Kredivo memulai bisnisnya sebagai layanan paylater untuk transaksi e-commerce, menawarkan kemudahan cicilan tanpa kartu kredit bagi konsumen Indonesia yang mayoritas belum memiliki akses ke produk kredit perbankan konvensional. Kini, Kredivo telah bertransformasi jauh melampaui paylater, merambah ke bisnis multifinance dengan produk pembiayaan kesehatan, pendidikan, dan kendaraan.
Model Bisnis Awal: Buy Now Pay Later
Model bisnis inti Kredivo adalah menyediakan fasilitas cicilan instan saat checkout di platform e-commerce, tanpa memerlukan kartu kredit. Sistem ini menyasar populasi besar konsumen Indonesia yang unbanked atau underbanked, memberi mereka akses kredit yang selama ini hanya bisa diperoleh lewat kartu kredit bank yang mensyaratkan slip gaji dan riwayat kredit yang mapan.
Struktur Biaya dan Segmentasi Akun Pengguna
Kredivo membagi penggunanya ke dalam tiga kategori akun yaitu Basic, Premium, dan Premium Plus, masing-masing dengan akses tenor dan bunga berbeda.
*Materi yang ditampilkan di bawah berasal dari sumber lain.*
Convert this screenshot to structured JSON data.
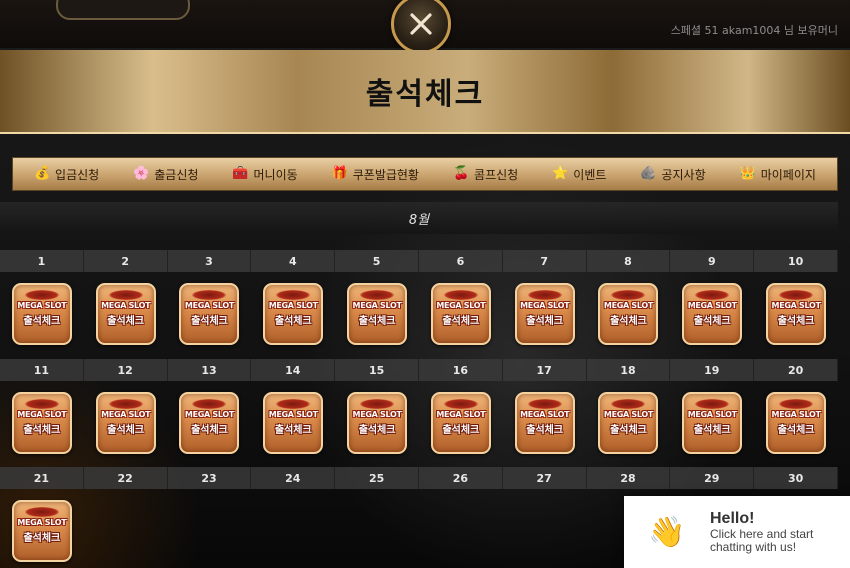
{
  "header": {
    "user_info": "스페셜 51   akam1004 님   보유머니"
  },
  "modal": {
    "title": "출석체크",
    "month": "8월"
  },
  "nav": {
    "items": [
      {
        "label": "입금신청",
        "icon": "deposit-bag-icon",
        "glyph": "💰"
      },
      {
        "label": "출금신청",
        "icon": "withdraw-icon",
        "glyph": "🌸"
      },
      {
        "label": "머니이동",
        "icon": "money-transfer-icon",
        "glyph": "🧰"
      },
      {
        "label": "쿠폰발급현황",
        "icon": "coupon-icon",
        "glyph": "🎁"
      },
      {
        "label": "콤프신청",
        "icon": "comp-cherry-icon",
        "glyph": "🍒"
      },
      {
        "label": "이벤트",
        "icon": "event-star-icon",
        "glyph": "⭐"
      },
      {
        "label": "공지사항",
        "icon": "notice-icon",
        "glyph": "🪨"
      },
      {
        "label": "마이페이지",
        "icon": "mypage-icon",
        "glyph": "👑"
      }
    ]
  },
  "calendar": {
    "rows": [
      {
        "days": [
          "1",
          "2",
          "3",
          "4",
          "5",
          "6",
          "7",
          "8",
          "9",
          "10"
        ],
        "stamps": 10
      },
      {
        "days": [
          "11",
          "12",
          "13",
          "14",
          "15",
          "16",
          "17",
          "18",
          "19",
          "20"
        ],
        "stamps": 10
      },
      {
        "days": [
          "21",
          "22",
          "23",
          "24",
          "25",
          "26",
          "27",
          "28",
          "29",
          "30"
        ],
        "stamps": 1
      }
    ],
    "stamp_brand": "MEGA SLOT",
    "stamp_label": "출석체크"
  },
  "chat": {
    "hello": "Hello!",
    "sub": "Click here and start chatting with us!",
    "icon": "waving-hand-icon",
    "glyph": "👋"
  },
  "colors": {
    "gold": "#c59a4d",
    "stamp_orange": "#d98a4a"
  }
}
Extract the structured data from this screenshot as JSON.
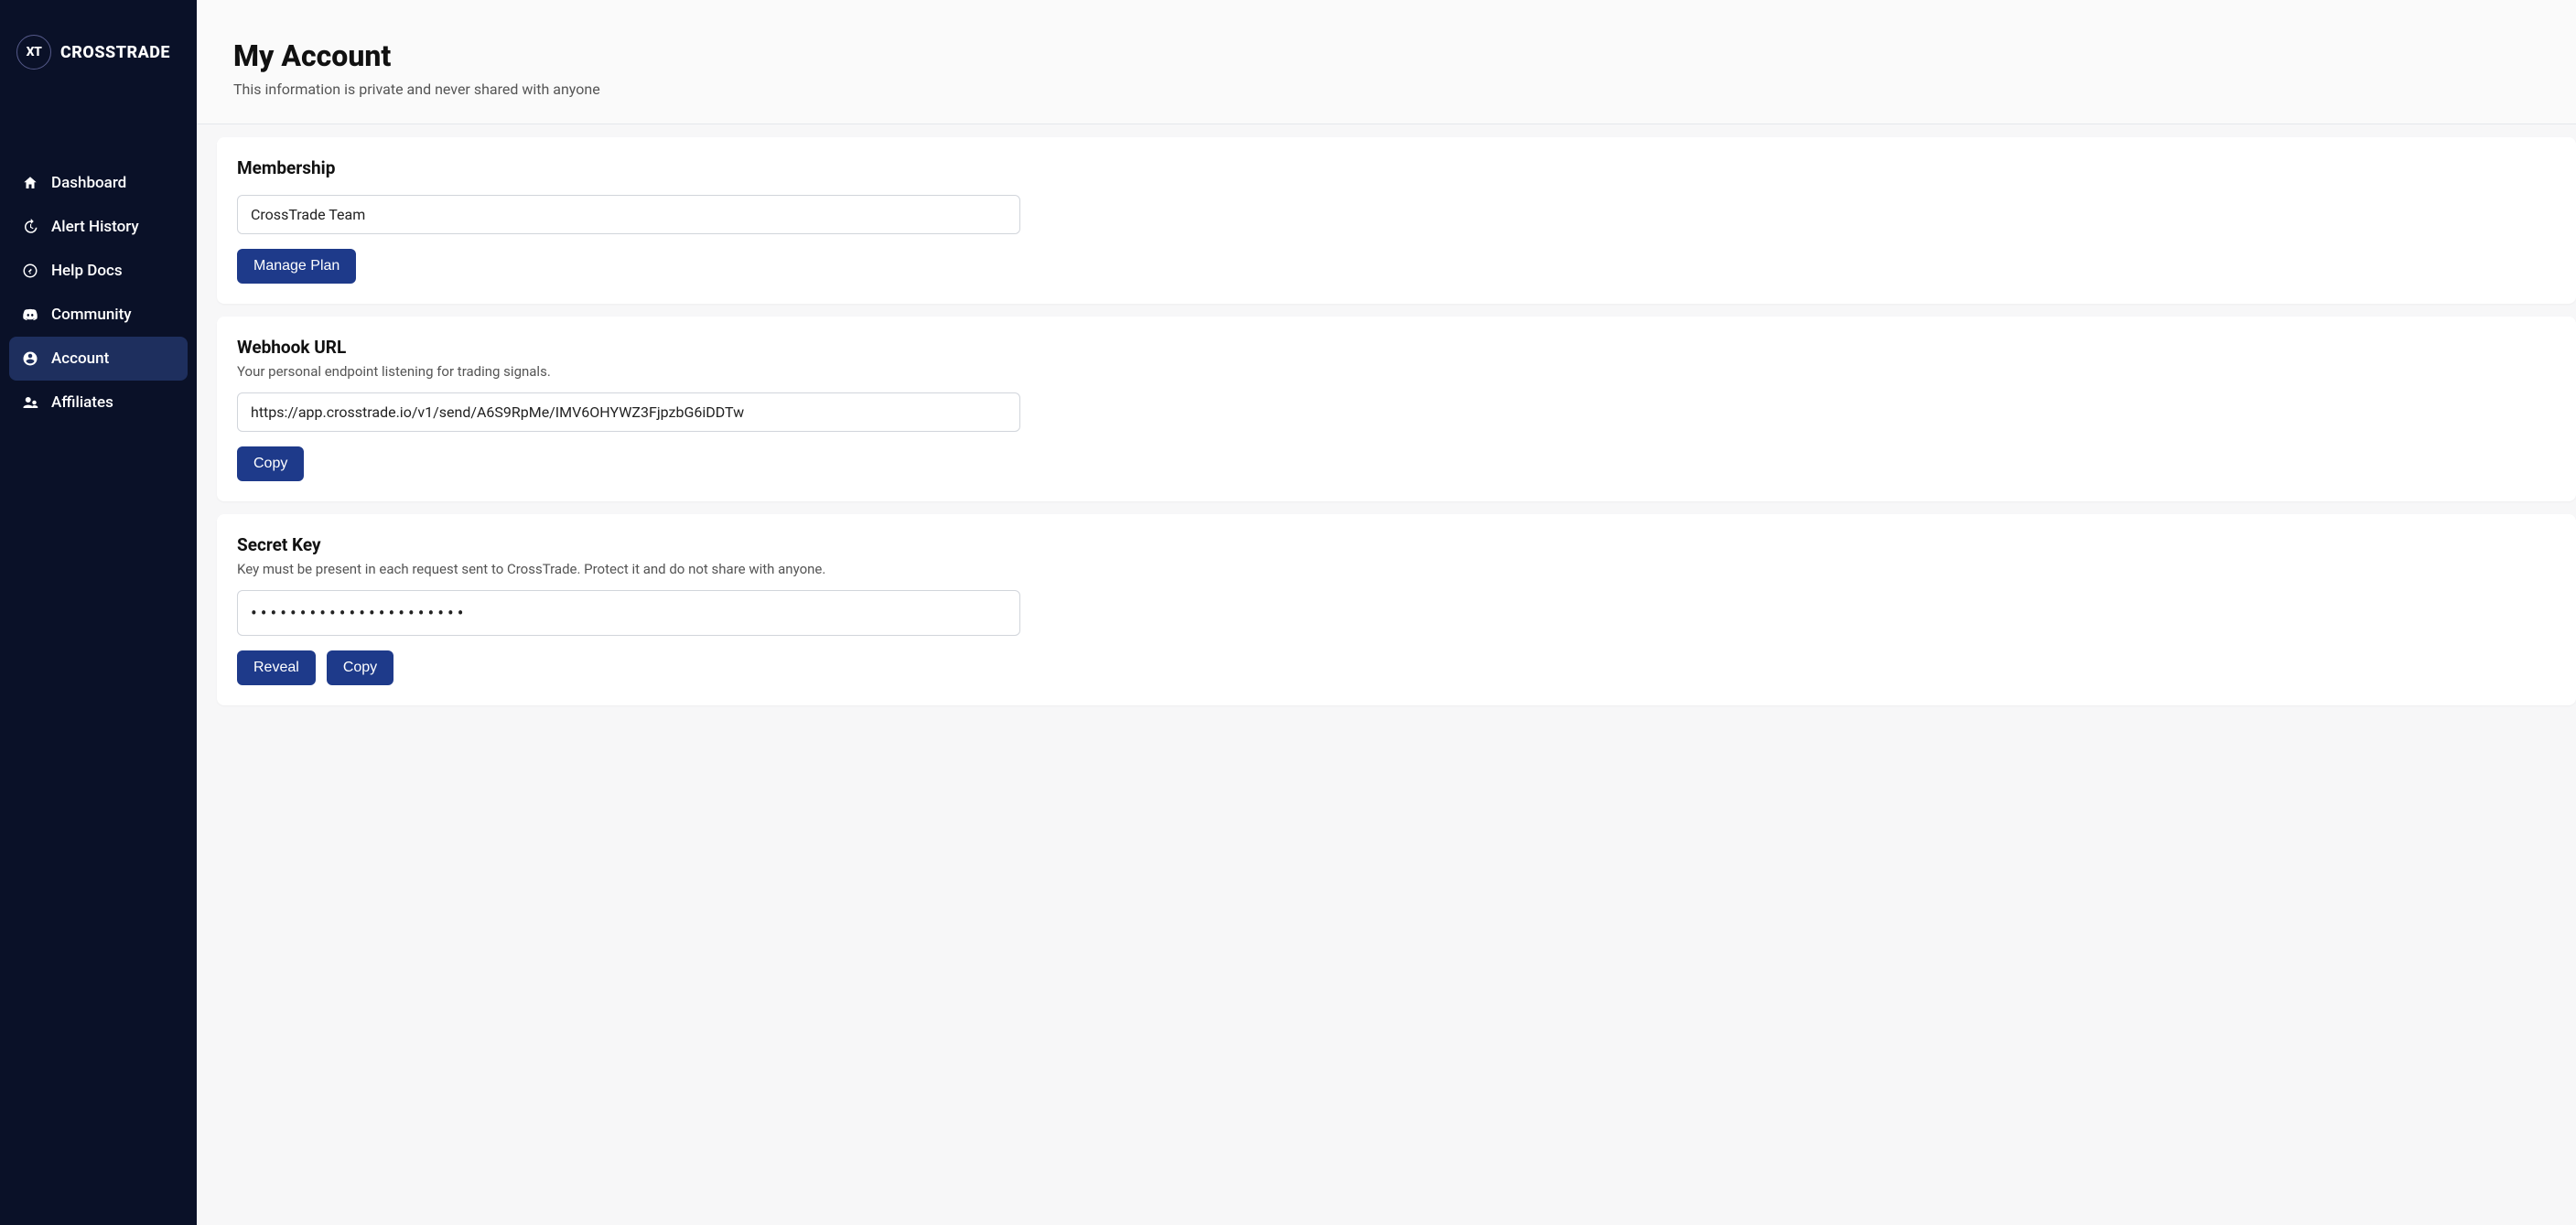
{
  "brand": {
    "short": "XT",
    "name": "CROSSTRADE"
  },
  "sidebar": {
    "items": [
      {
        "label": "Dashboard"
      },
      {
        "label": "Alert History"
      },
      {
        "label": "Help Docs"
      },
      {
        "label": "Community"
      },
      {
        "label": "Account"
      },
      {
        "label": "Affiliates"
      }
    ]
  },
  "header": {
    "title": "My Account",
    "subtitle": "This information is private and never shared with anyone"
  },
  "membership": {
    "title": "Membership",
    "value": "CrossTrade Team",
    "manage_label": "Manage Plan"
  },
  "webhook": {
    "title": "Webhook URL",
    "desc": "Your personal endpoint listening for trading signals.",
    "value": "https://app.crosstrade.io/v1/send/A6S9RpMe/IMV6OHYWZ3FjpzbG6iDDTw",
    "copy_label": "Copy"
  },
  "secret": {
    "title": "Secret Key",
    "desc": "Key must be present in each request sent to CrossTrade. Protect it and do not share with anyone.",
    "masked": "••••••••••••••••••••••",
    "reveal_label": "Reveal",
    "copy_label": "Copy"
  }
}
Akun Premium dan Premium Plus menawarkan bunga mulai dari 1,99 persen per bulan tergantung profil risiko pengguna, sementara limit kredit bisa mencapai Rp30 juta bagi pengguna dengan riwayat pembayaran baik, jauh lebih tinggi dibanding kompetitor sejenis seperti Atome yang membatasi limit di kisaran Rp3 juta hingga Rp15 juta.
Ekspansi ke Bisnis Multifinance
Mengikuti tren industri fintech lending yang mulai mendiversifikasi bisnis ke sektor multifinance demi fleksibilitas pendanaan lebih besar, Kredivo juga mulai menyeriusi segmen ini bersama pemain sejenis seperti Akulaku dan Fazz. Sebagai perusahaan multifinance, Kredivo menyiapkan produk pembiayaan untuk kebutuhan kesehatan, pendidikan, dan kendaraan, memperluas basis pendapatan di luar bisnis paylater e-commerce yang menjadi fondasi awal mereka.
Target Pertumbuhan Basis Pengguna
Kredivo pernah menargetkan pencapaian 10 juta pelanggan di Indonesia, dengan basis pengguna yang saat itu setara sekitar 40 persen dari total pemegang kartu kredit di Indonesia setelah dikurangi estimasi kepemilikan kartu ganda per orang. Pertumbuhan konsumen yang pesat ini didorong riset internal perusahaan yang menemukan bahwa mayoritas pengguna baru mulai menggunakan layanan paylater dalam satu tahun terakhir, menunjukkan adopsi yang masih terus meningkat di pasar Indonesia.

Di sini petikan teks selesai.